The work could serve as a basis for development of vaccines and other countermeasures to Ebola, which causes hemorrhagic fever with case fatality rates as high as 80 percent in humans. The virus, which is infectious by aerosol, is of concern both as a global health threat and a potential agent of biological warfare or terrorism. Currently there are no available vaccines or therapies.
In a study published in this week's online edition of Proceedings of the National Academy of Sciences, Sina Bavari and colleagues at the U.S. Army Medical Research Institute of Infectious Diseases (USAMRIID) describe creating VLPs from two Ebola virus proteins, glycoprotein (GP) and matrix protein (VP40).
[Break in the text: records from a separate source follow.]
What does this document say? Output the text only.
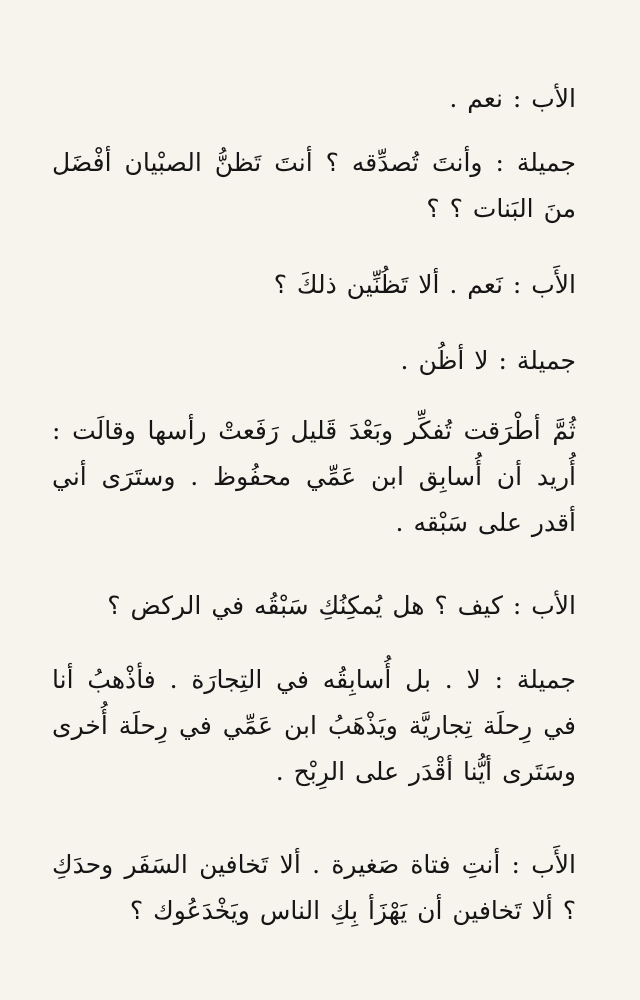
الأب : نعم .

جميلة : وأنتَ تُصدِّقه ؟ أنتَ تَظنُّ الصبْيان أفْضَل منَ البَنات ؟ ؟

الأَب : نَعم . ألا تَظُنِّين ذلكَ ؟

جميلة : لا أظُن .

ثُمَّ أطْرَقت تُفكِّر وبَعْدَ قَليل رَفَعتْ رأسها وقالَت : أُريد أن أُسابِق ابن عَمِّي محفُوظ . وستَرَى أني أقدر على سَبْقه .

الأب : كيف ؟ هل يُمكِنُكِ سَبْقُه في الركض ؟

جميلة : لا . بل أُسابِقُه في التِجارَة . فأذْهبُ أنا في رِحلَة تِجاريَّة ويَذْهَبُ ابن عَمِّي في رِحلَة أُخرى وسَتَرى أيُّنا أقْدَر على الرِبْح .

الأَب : أنتِ فتاة صَغيرة . ألا تَخافين السَفَر وحدَكِ ؟ ألا تَخافين أن يَهْزَأ بِكِ الناس ويَخْدَعُوك ؟
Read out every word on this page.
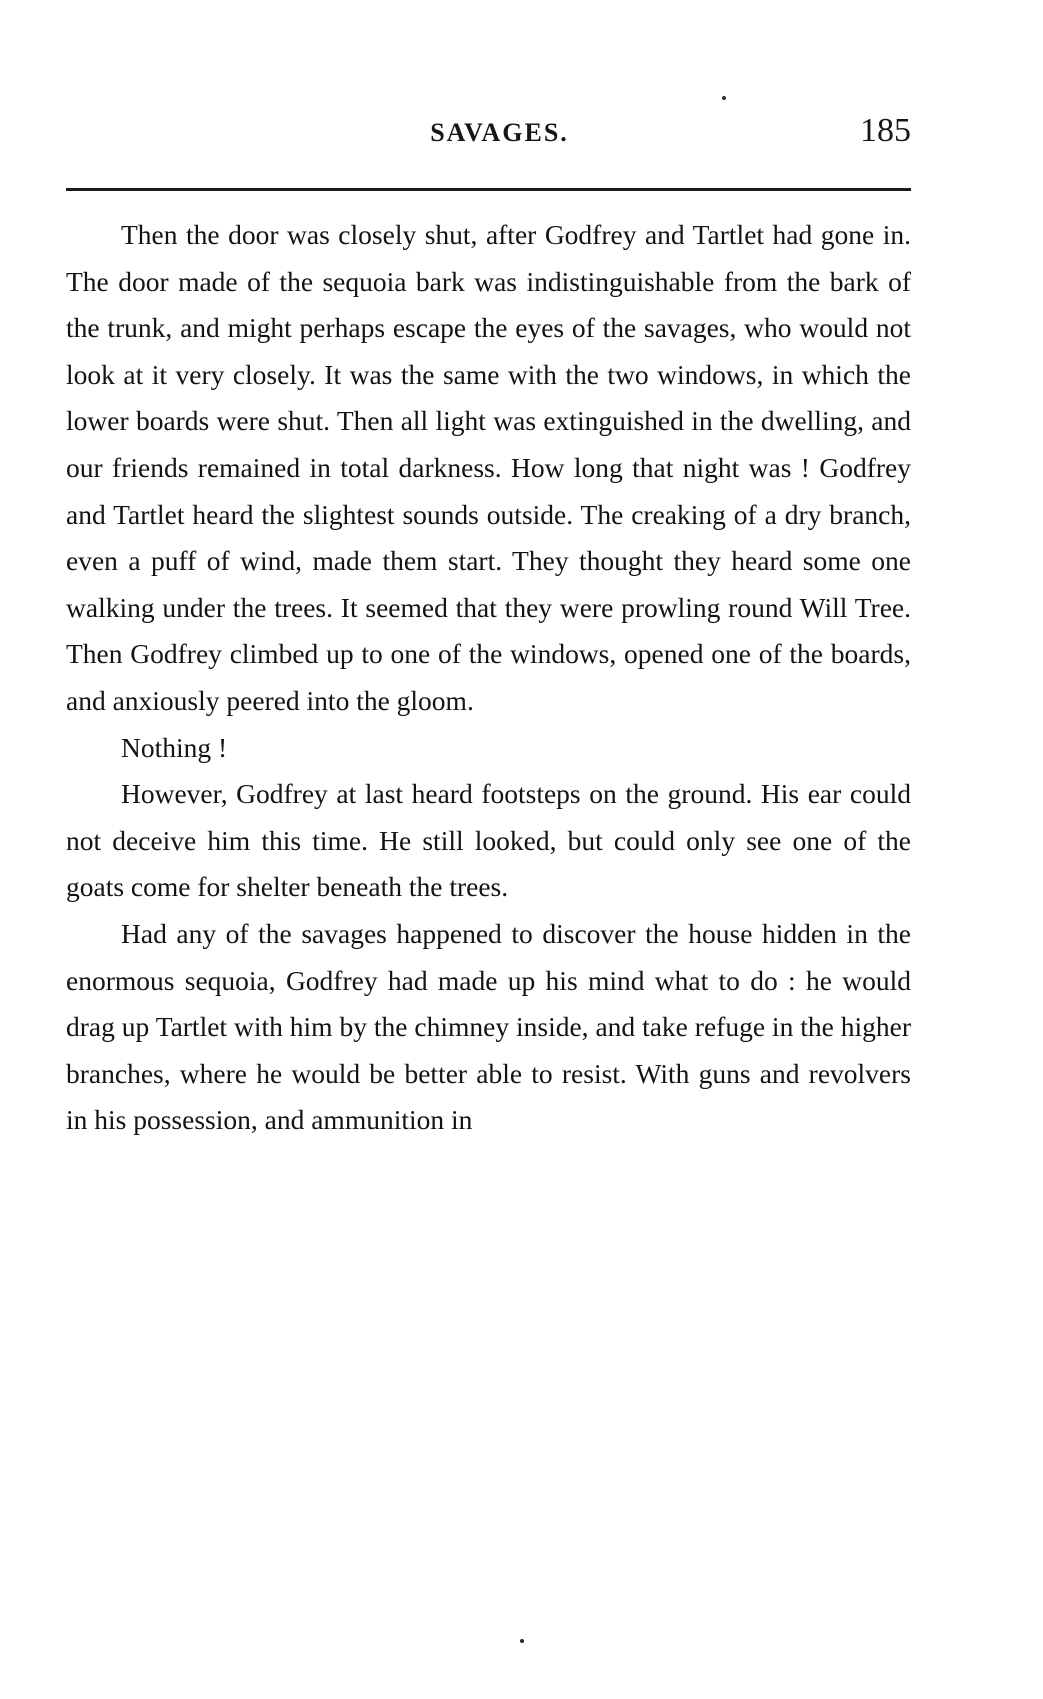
SAVAGES.	185

Then the door was closely shut, after Godfrey and Tartlet had gone in. The door made of the sequoia bark was indistinguishable from the bark of the trunk, and might perhaps escape the eyes of the savages, who would not look at it very closely. It was the same with the two windows, in which the lower boards were shut. Then all light was extinguished in the dwelling, and our friends remained in total darkness. How long that night was ! Godfrey and Tartlet heard the slightest sounds outside. The creaking of a dry branch, even a puff of wind, made them start. They thought they heard some one walking under the trees. It seemed that they were prowling round Will Tree. Then Godfrey climbed up to one of the windows, opened one of the boards, and anxiously peered into the gloom.

Nothing !

However, Godfrey at last heard footsteps on the ground. His ear could not deceive him this time. He still looked, but could only see one of the goats come for shelter beneath the trees.

Had any of the savages happened to discover the house hidden in the enormous sequoia, Godfrey had made up his mind what to do : he would drag up Tartlet with him by the chimney inside, and take refuge in the higher branches, where he would be better able to resist. With guns and revolvers in his possession, and ammunition in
These VLPs resemble a shell of infectious viral particles but lack the genetic material necessary for reproduction.
When the VLPs were injected into mice, they activated both arms of the immune response. Specifically, they induced cell-mediated immunity via T cells and humoral immunity via B cells. Both are necessary for complete protection against the Ebola virus.
Having shown that the VLPs evoked a robust immune response, the team next examined whether this response could protect mice from lethal challenge with Ebola virus. Mice were vaccinated with VLPs three times at three-week intervals and challenged with the virus six weeks after the last vaccination. The result was 100 percent protection with no signs of illness in the immunized mice.
"This is astonishing work," said Colonel Erik A. Henchal, commander of USAMRIID. "The ability to produce self-assembling particles that resemble whole virus will give us a new tool to evaluate the combination of variables required to produce a protective immune response to Ebola virus."
According to Bavari, VLPs have already been tested and found efficacious as vaccines for several other viruses, including papillomavirus, HIV, parvovirus, and rotavirus. His team hopes to build upon its work by evaluating the efficacy of VLPs for both Ebola and Marburg, a related virus, in nonhuman primates.
"The beauty of this approach is that VLPs are not a traditional vaccine platform, so you don't have to worry about the recipient building up an immunity to that platform," Bavari explained. "It looks like a virus, so you have the protective immune response, but it's basically an empty shell."
VLPS also have potential application beyond vaccine development--for example, they could be used to develop diagnostic reagents for identifying Ebola-infected samples. In addition, generating VLPs containing additional structural proteins will be useful in determining the mechanisms of the immune responses to Ebola virus infection.
Study collaborators were Kelly L. Warfield, Catharine M. Bosio, Brent C. Welcher, Emily M. Deal, Alan Schmaljohn, and M. Javad Aman, all of USAMRIID, and Mansour Mohamadzadeh of the Department of Medicine at Tulane University.
USAMRIID, located at Fort Detrick, Maryland, is the lead laboratory for the Medical Biological Defense Research Program, and plays a key role in national defense and in infectious disease research. The Institute's mission is to conduct basic and applied research on biological threats resulting in medical solutions (such as vaccines, drugs and diagnostics) to protect the warfighter. USAMRIID is a subordinate laboratory of the U.S. Army Medical Research and Materiel Command.